Hacker News new | ask | show | jobs
by zb 2050 days ago
> Python's "threads" are actually fibers.

They’re actually not. They are native threads with high lock contention.

Async is arguably fibers, as are greenthreads in libraries like gevent or eventlet.

> But if you want to use real threads, multiprocessing's "processes" are actually system threads.

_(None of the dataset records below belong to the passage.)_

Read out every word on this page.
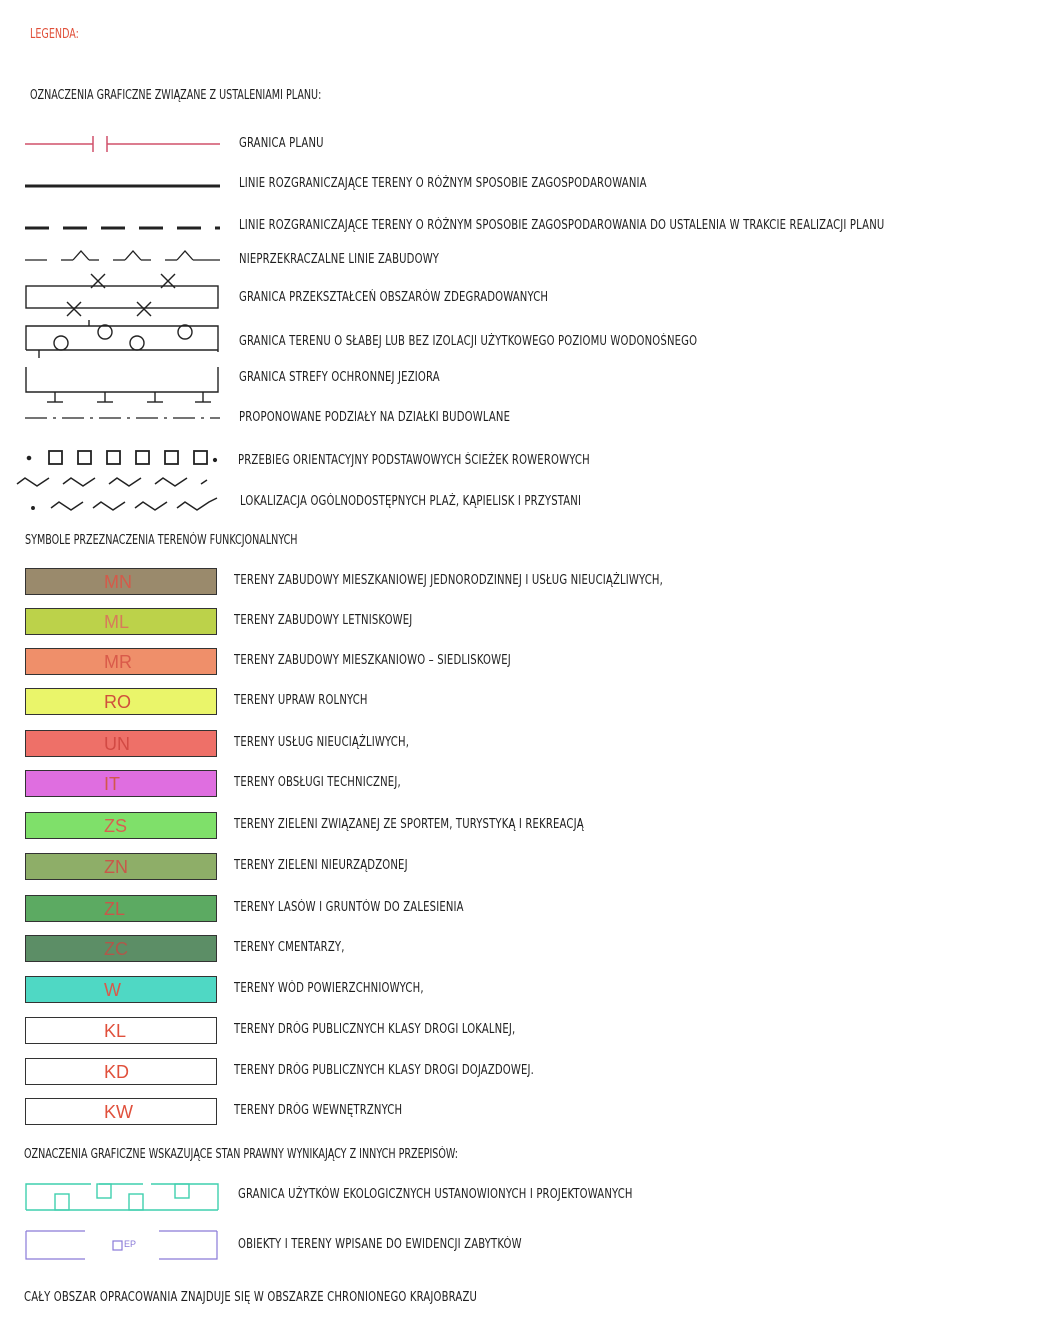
LEGENDA:
OZNACZENIA GRAFICZNE ZWIĄZANE Z USTALENIAMI PLANU:
GRANICA PLANU
LINIE ROZGRANICZAJĄCE TERENY O RÓŻNYM SPOSOBIE ZAGOSPODAROWANIA
LINIE ROZGRANICZAJĄCE TERENY O RÓŻNYM SPOSOBIE ZAGOSPODAROWANIA DO USTALENIA W TRAKCIE REALIZACJI PLANU
NIEPRZEKRACZALNE LINIE ZABUDOWY
GRANICA PRZEKSZTAŁCEŃ OBSZARÓW ZDEGRADOWANYCH
GRANICA TERENU O SŁABEJ LUB BEZ IZOLACJI UŻYTKOWEGO POZIOMU WODONOŚNEGO
GRANICA STREFY OCHRONNEJ JEZIORA
PROPONOWANE PODZIAŁY NA DZIAŁKI BUDOWLANE
PRZEBIEG ORIENTACYJNY PODSTAWOWYCH ŚCIEŻEK ROWEROWYCH
LOKALIZACJA OGÓLNODOSTĘPNYCH PLAŻ, KĄPIELISK I PRZYSTANI
SYMBOLE PRZEZNACZENIA TERENÓW FUNKCJONALNYCH
MN	TERENY ZABUDOWY MIESZKANIOWEJ JEDNORODZINNEJ I USŁUG NIEUCIĄŻLIWYCH,
ML	TERENY ZABUDOWY LETNISKOWEJ
MR	TERENY ZABUDOWY MIESZKANIOWO – SIEDLISKOWEJ
RO	TERENY UPRAW ROLNYCH
UN	TERENY USŁUG NIEUCIĄŻLIWYCH,
IT	TERENY OBSŁUGI TECHNICZNEJ,
ZS	TERENY ZIELENI ZWIĄZANEJ ZE SPORTEM, TURYSTYKĄ I REKREACJĄ
ZN	TERENY ZIELENI NIEURZĄDZONEJ
ZL	TERENY LASÓW I GRUNTÓW DO ZALESIENIA
ZC	TERENY CMENTARZY,
W	TERENY WÓD POWIERZCHNIOWYCH,
KL	TERENY DRÓG PUBLICZNYCH KLASY DROGI LOKALNEJ,
KD	TERENY DRÓG PUBLICZNYCH KLASY DROGI DOJAZDOWEJ.
KW	TERENY DRÓG WEWNĘTRZNYCH
OZNACZENIA GRAFICZNE WSKAZUJĄCE STAN PRAWNY WYNIKAJĄCY Z INNYCH PRZEPISÓW:
GRANICA UŻYTKÓW EKOLOGICZNYCH USTANOWIONYCH I PROJEKTOWANYCH
EP	OBIEKTY I TERENY WPISANE DO EWIDENCJI ZABYTKÓW
CAŁY OBSZAR OPRACOWANIA ZNAJDUJE SIĘ W OBSZARZE CHRONIONEGO KRAJOBRAZU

They’re system threads running in separate memory spaces. Also known as… processes.

1 comments

You're right. To me they just feel like fibers because they can't run in parallel.
If you use numba (or cython, c extensions, etc) you can make them run without requiring that they hold the GIL, and they can run in parallel. Here's an example that should keep a CPU pegged at 100% utilization for a while:

  import numba as nb
  from concurrent.futures import ThreadPoolExecutor
  from multiprocessing import cpu_count

  @nb.jit(nogil=True)
  def slow_calculation(x):
      out = 0
      for i in range(x):
          out += i**0.01
      return out

  ex = ThreadPoolExecutor(max_workers=cpu_count())
  futures = [ex.submit(slow_calculation, 100_000_000_000+i) for i in range(cpu_count())]
> and they can run in parallel.

Even without requiring the GIL, these are still child threads of the main process, correct? And because of that, wouldn't the OS keep them all on the same core? And if that's the case, would ProcessPoolExecutor solve that problem?

I had no idea that existed, thank you!